La communauté immobilière peut aider les survivantes de violence familiale à surmonter les problèmes de logement

Rédigé par Dena Sicard, agente immobilière chez Royal LePage Frank Real Estate.

À titre d’agente immobilière, mon travail consiste à aider mes clients à trouver l’endroit parfait où vivre. Malheureusement, chaque soir, au Canada, environ 6 000 femmes et leurs enfants trouvent refuge dans des foyers d’accueil pour femmes parce qu’il n’est plus sécuritaire pour eux de demeurer à la maison. Au même moment, 300 personnes essuient un refus chaque soir parce que tous les refuges débordent. Plus tragique encore est le fait qu’en moyenne, au Canada, une femme est tuée tous les six jours par son conjoint ou ex-conjoint. Dans de nombreux cas, les femmes se dirigent vers un refuge parce qu’elles craignent pour leur vie.

Personnellement, je connais tous les sentiments associés à l’horreur que ces femmes vivent, car, malheureusement, je suis une survivante de violence familiale. À 21 ans seulement, avec un bébé de huit mois, je suis allée frapper à la porte de l’un de ces refugeset je n’ai jamais eu de regrets. Ça nous a pris bien des années pour nous refaire une nouvelle vie. Le traumatisme de ce que nous avons enduré pendant ces années ne disparaîtra jamais, mais comme nous le savons tous, l’adversité sert de tremplin à la croissance personnelle.

Maintenant, je fais ce que je peux pour redonner. J’appuie fièrement la Fondation Un toit pour tous de Royal LePage. C’est pour cette raison que j’étais si ravie que l’ACI me demande de m’entretenir avec Shanan Spencer-Brown, directrice administrative de la Fondation Un toit pour tous de Royal LePage, au nom des tous les courtiers et agents immobiliers au Canada, pour discuter des problèmes de logement auxquels les victimes de violence familiale font face, et de la façon dont nous pouvons les aider.

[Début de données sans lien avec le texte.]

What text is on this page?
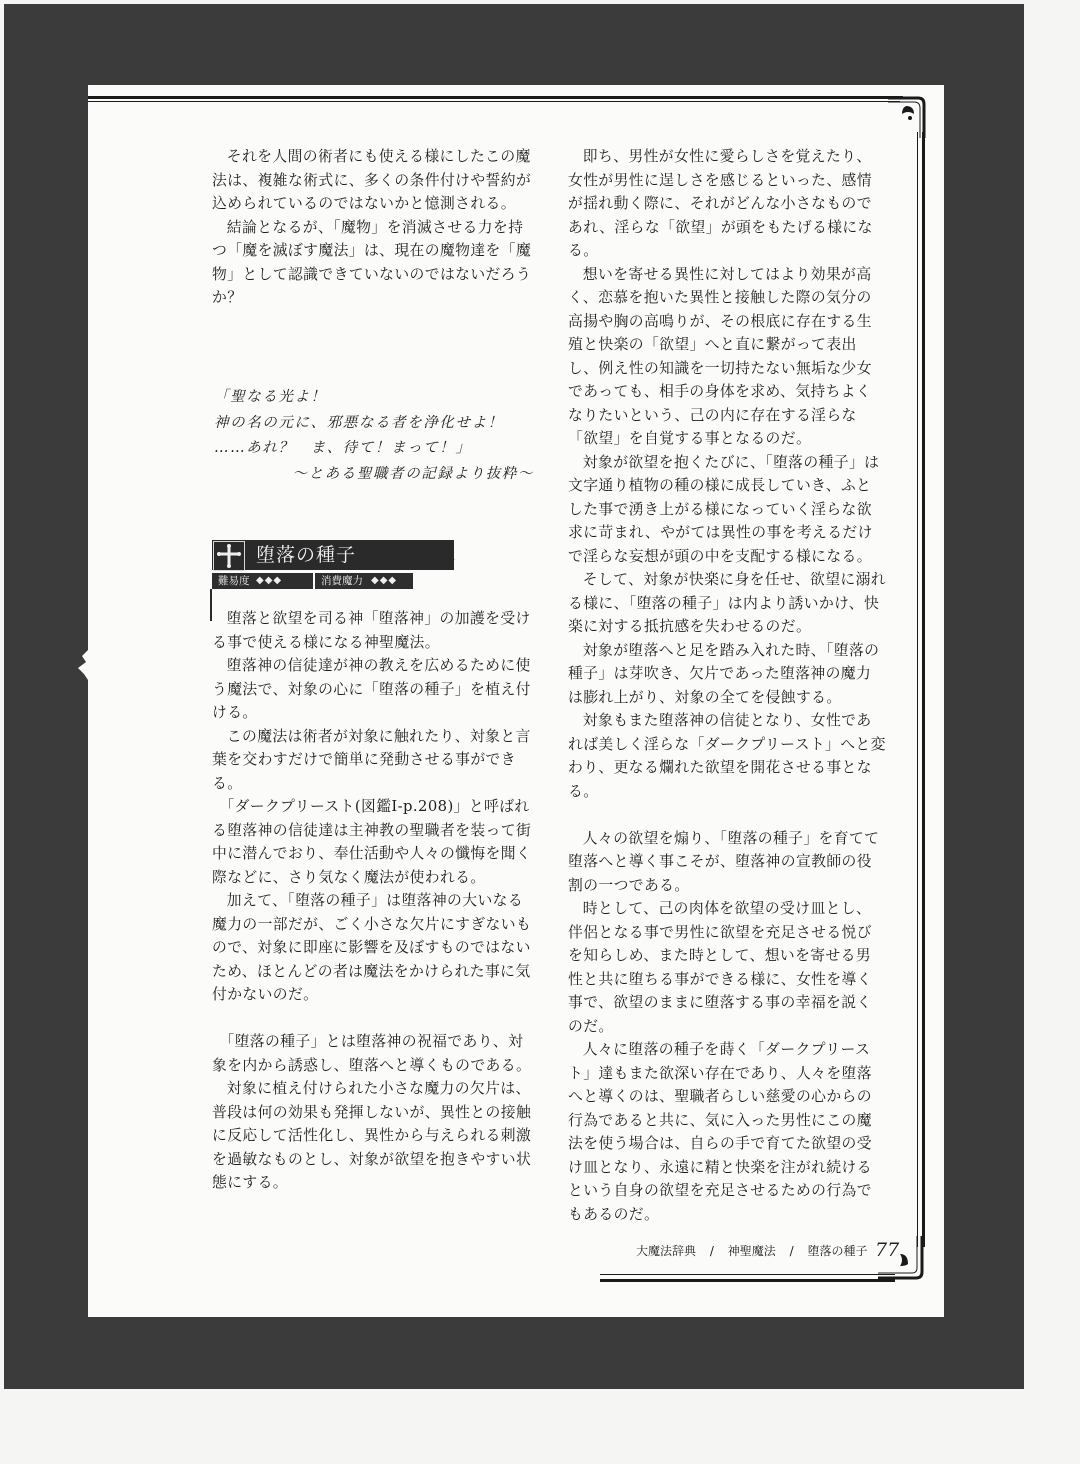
それを人間の術者にも使える様にしたこの魔法は、複雑な術式に、多くの条件付けや誓約が込められているのではないかと憶測される。

結論となるが、「魔物」を消滅させる力を持つ「魔を滅ぼす魔法」は、現在の魔物達を「魔物」として認識できていないのではないだろうか？

「聖なる光よ！
神の名の元に、邪悪なる者を浄化せよ！
……あれ？　ま、待て！まって！」
〜とある聖職者の記録より抜粋〜
堕落の種子
難易度 ◆◆◆	消費魔力 ◆◆◆

堕落と欲望を司る神「堕落神」の加護を受ける事で使える様になる神聖魔法。

堕落神の信徒達が神の教えを広めるために使う魔法で、対象の心に「堕落の種子」を植え付ける。

この魔法は術者が対象に触れたり、対象と言葉を交わすだけで簡単に発動させる事ができる。

「ダークプリースト(図鑑Ⅰ-p.208)」と呼ばれる堕落神の信徒達は主神教の聖職者を装って街中に潜んでおり、奉仕活動や人々の懺悔を聞く際などに、さり気なく魔法が使われる。

加えて、「堕落の種子」は堕落神の大いなる魔力の一部だが、ごく小さな欠片にすぎないもので、対象に即座に影響を及ぼすものではないため、ほとんどの者は魔法をかけられた事に気付かないのだ。

「堕落の種子」とは堕落神の祝福であり、対象を内から誘惑し、堕落へと導くものである。

対象に植え付けられた小さな魔力の欠片は、普段は何の効果も発揮しないが、異性との接触に反応して活性化し、異性から与えられる刺激を過敏なものとし、対象が欲望を抱きやすい状態にする。

即ち、男性が女性に愛らしさを覚えたり、女性が男性に逞しさを感じるといった、感情が揺れ動く際に、それがどんな小さなものであれ、淫らな「欲望」が頭をもたげる様になる。

想いを寄せる異性に対してはより効果が高く、恋慕を抱いた異性と接触した際の気分の高揚や胸の高鳴りが、その根底に存在する生殖と快楽の「欲望」へと直に繋がって表出し、例え性の知識を一切持たない無垢な少女であっても、相手の身体を求め、気持ちよくなりたいという、己の内に存在する淫らな「欲望」を自覚する事となるのだ。

対象が欲望を抱くたびに、「堕落の種子」は文字通り植物の種の様に成長していき、ふとした事で湧き上がる様になっていく淫らな欲求に苛まれ、やがては異性の事を考えるだけで淫らな妄想が頭の中を支配する様になる。

そして、対象が快楽に身を任せ、欲望に溺れる様に、「堕落の種子」は内より誘いかけ、快楽に対する抵抗感を失わせるのだ。

対象が堕落へと足を踏み入れた時、「堕落の種子」は芽吹き、欠片であった堕落神の魔力は膨れ上がり、対象の全てを侵蝕する。

対象もまた堕落神の信徒となり、女性であれば美しく淫らな「ダークプリースト」へと変わり、更なる爛れた欲望を開花させる事となる。

人々の欲望を煽り、「堕落の種子」を育てて堕落へと導く事こそが、堕落神の宣教師の役割の一つである。

時として、己の肉体を欲望の受け皿とし、伴侶となる事で男性に欲望を充足させる悦びを知らしめ、また時として、想いを寄せる男性と共に堕ちる事ができる様に、女性を導く事で、欲望のままに堕落する事の幸福を説くのだ。

人々に堕落の種子を蒔く「ダークプリースト」達もまた欲深い存在であり、人々を堕落へと導くのは、聖職者らしい慈愛の心からの行為であると共に、気に入った男性にこの魔法を使う場合は、自らの手で育てた欲望の受け皿となり、永遠に精と快楽を注がれ続けるという自身の欲望を充足させるための行為でもあるのだ。

大魔法辞典 / 神聖魔法 / 堕落の種子 77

Le portrait de la violence familiale au Canada que m’a brossé Shanan lors de notre entretien est triste, mais bien réel. La bonne nouvelle est que les courtiers et agents immobiliers d’un océan à l’autre peuvent s’engager et aider à améliorer la situation des survivantes de violence familiale dans leur collectivité. J’ai entendu Shanan expliquer comment nous pouvons agir comme alliés aux refuges, et j’adore ce concept. Voici comment faire :

  • Nous pouvons tirer profit des excellents réseaux de défense des intérêts de la communauté immobilière et réclamer plus de logements sécuritaires et abordables. De cette façon, davantage d’options s’offriront aux femmes et aux enfants qui s’apprêtent à quitter un refuge, et ainsi donner leur place aux personnes qui en ont besoin.
  • Nous pouvons combler les lacunes au niveau du financement des refuges pour femmes en les appuyant financièrement, soit en versant des dons ou en organisant diverses campagnes de collecte.
  • Nous pouvons dénoncer les situations de violence ou d’abus que nous observons dans nos collectivités.
  • Nous pouvons éduquer nos jeunes afin qu’ils développent de saines relations, ce qui brisera le cycle de la violence familiale au Canada.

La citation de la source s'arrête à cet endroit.